Пьер-Лоран Эмар в Петербурге: Модная смесь из Шумана и Дебюсси с авангардом

Самый модный пианист текущего десятилетия – Пьер-Лоран Эмар – доехал до Петербурга и дал сольный концерт на сцене концертного зала «Мариинский»
В.Барановский

Музыкальная жизнь Европы преподносит сюрпризы: борьба арт-элит и ведущих агентств, капризы моды и вкусов то и дело выносят на авансцену мирового концертного процесса новых героев, но в Россию европейские тренды проникают с опозданием эдак лет на пять. И это еще хорошо: лет двадцать назад разрыв был куда больше. Сегодня мы гораздо лучше разбираемся в иерархии музыкантских фигур. С ходу можем выпалить десяток имен пианистов: Григорий Соколов, Аркадий Володось, Андраш Шифф, Раду Лупу, Евгений Кисин, Кристиан Циммерман, Мюррей Перайя, Маурицио Поллини, Ланг-Ланг, Мицуко Ушида...

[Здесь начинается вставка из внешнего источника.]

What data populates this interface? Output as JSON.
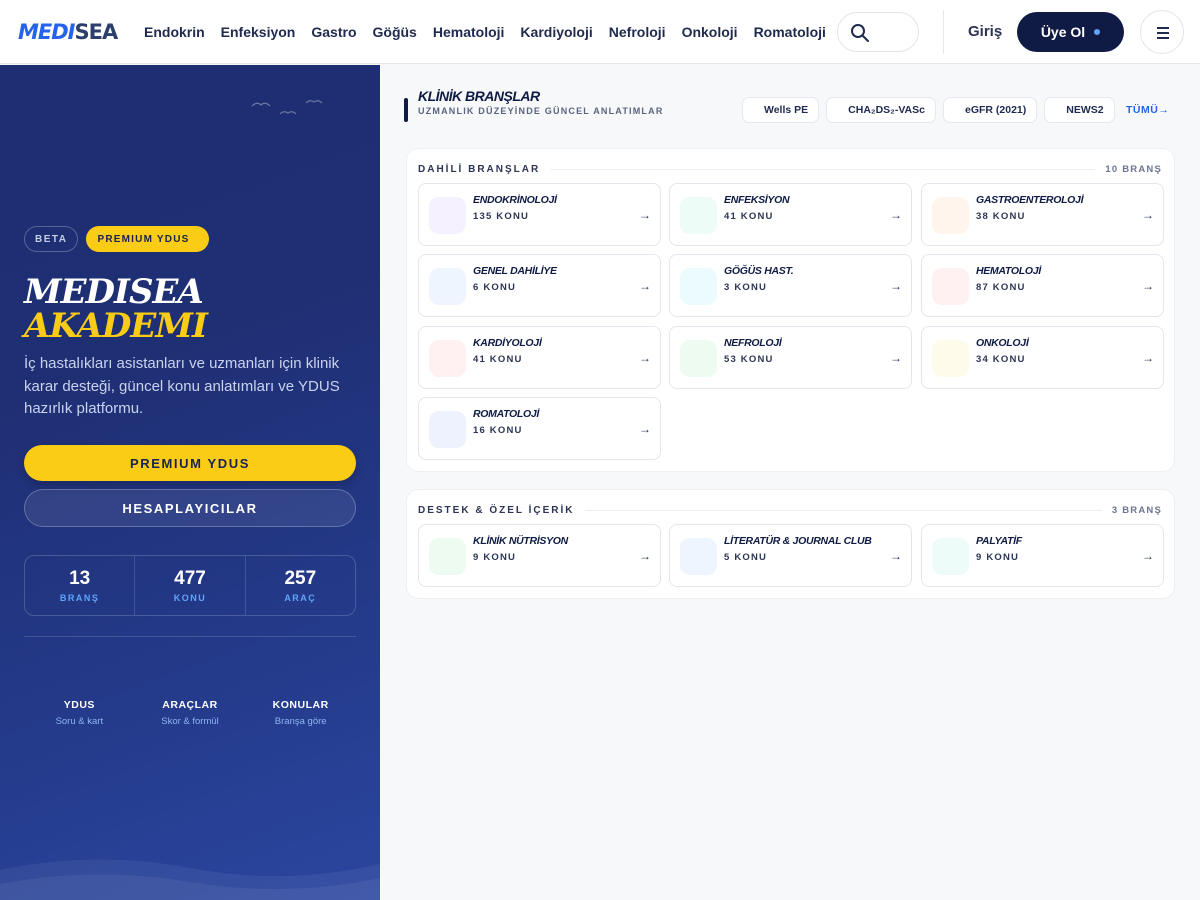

В нынешнем сезоне интересы Эмара устремились к Дебюсси – благо не за горами юбилей композитора, 150 лет со дня рождения. Во втором отделении концерта Эмар сыграл Вторую тетрадь Прелюдий Дебюсси – уже не заглядывая в ноты. Сыграл блестяще, порадовав радужной переливчатостью пастельных красок в «Вереске» и «Террасе, посещаемой лунным светом». Струящиеся звучности «Ундины», яркая круговерть «Фейерверков», гротескная поступь ломаной мелодии «Генерала Лявина, эксцентрика» прекрасно гармонировали с первым отделением программы. А мрачная поступь октав в позднем опусе Листа «Злой рок: зловещий, гибельный» предвосхитила скорбную отрешенность аккордов «Канопы».

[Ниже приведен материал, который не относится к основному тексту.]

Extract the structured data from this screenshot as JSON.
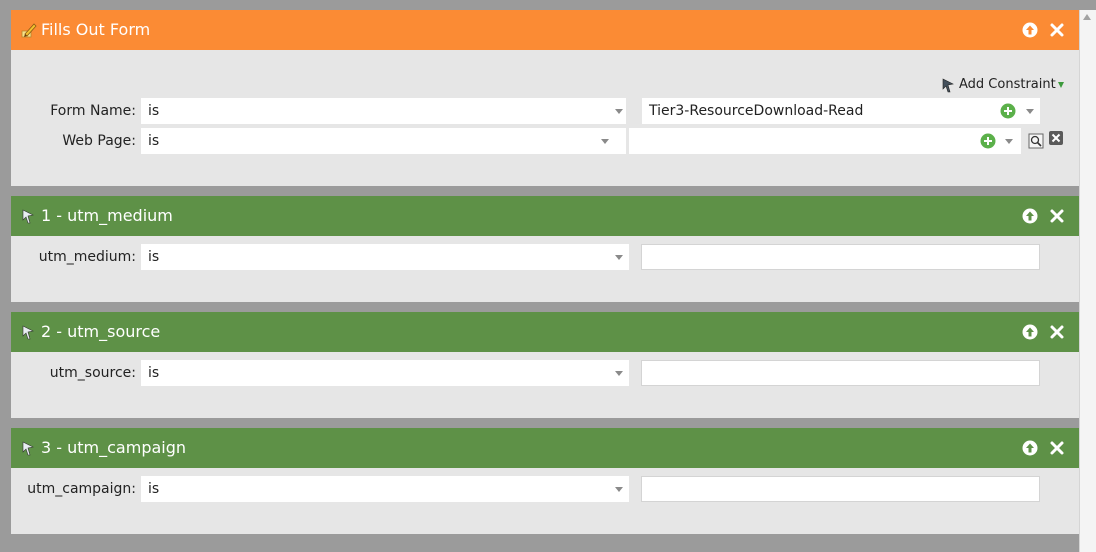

Примерно лет пять-семь назад к «золотому списку» все чаще стали добавлять имя Пьер-Лорана Эмара, а ведь ему уже за пятьдесят. Французский пианист поколения 70-х, выпускник Парижской консерватории и первый солирующий пианист в составе знаменитого ансамбля современной музыки Ensemble Intercontemporain, созданного Пьером Булезом, он выдвинулся в первые ряды с началом нового тысячелетия. Его заметили не сразу: интеллигентная манера держаться, говорить и играть на рояле никак не вязалась с «комплексом шоумена», коим одержимы иные пианисты.

В последнее время репертуарные пристрастия Эмара расширились до века девятнадцатого: отчасти этому способствовали юбилеи Шумана, Шопена и Листа. Но дело не только в этом: Эмар – большой любитель выстраивать стилистические связи и параллели, прослеживать типологическое родство, например, Куртага и Листа, Лигети и Шопена.

Скажем, он соединил в одной программе этюды Листа, Мессиана, Лигети и Шопена и сыграл их на Люцернском фестивале, нимало не смущаясь запредельными техническими сложностями, ни разу не сбив дыхания. Примерно так же Эмар выстроил и программу своего петербургского концерта: разные «музыки» следовали друг за другом без малейшего люфта, без передышки: «Игры» Куртага без зазора переходили в «Пестрые листки» Шумана, а «Новеллетта» (сыгранная, судя по всему, с листа) прекрасно сочеталась с «Осколками» Куртага. Это был музыкальный поток сознания, в котором последний звук пьесы становился началом новой.

Петербургский дебют Эмара, уже дважды посетившего Москву (а некоторые помнят и его московский дебют тридцатилетней давности), оказался удачным, несмотря на то что исполнение циклов Шумана показалось сырым и недостаточно подготовленным. Публика же внимала Лорану скорее недоуменно, чем благожелательно. У большинства не было достаточного слухового опыта, дабы адекватно воспринять и оценить красоты стиля Куртага, его восхитительные «пустые», резонирующие созвучия, в которых сквозит дзен. Оттого и фрагмент «Нотаций» Пьера Булеза, сыгранный на бис, был воспринят прохладно: пианисту вежливо похлопали – не более того.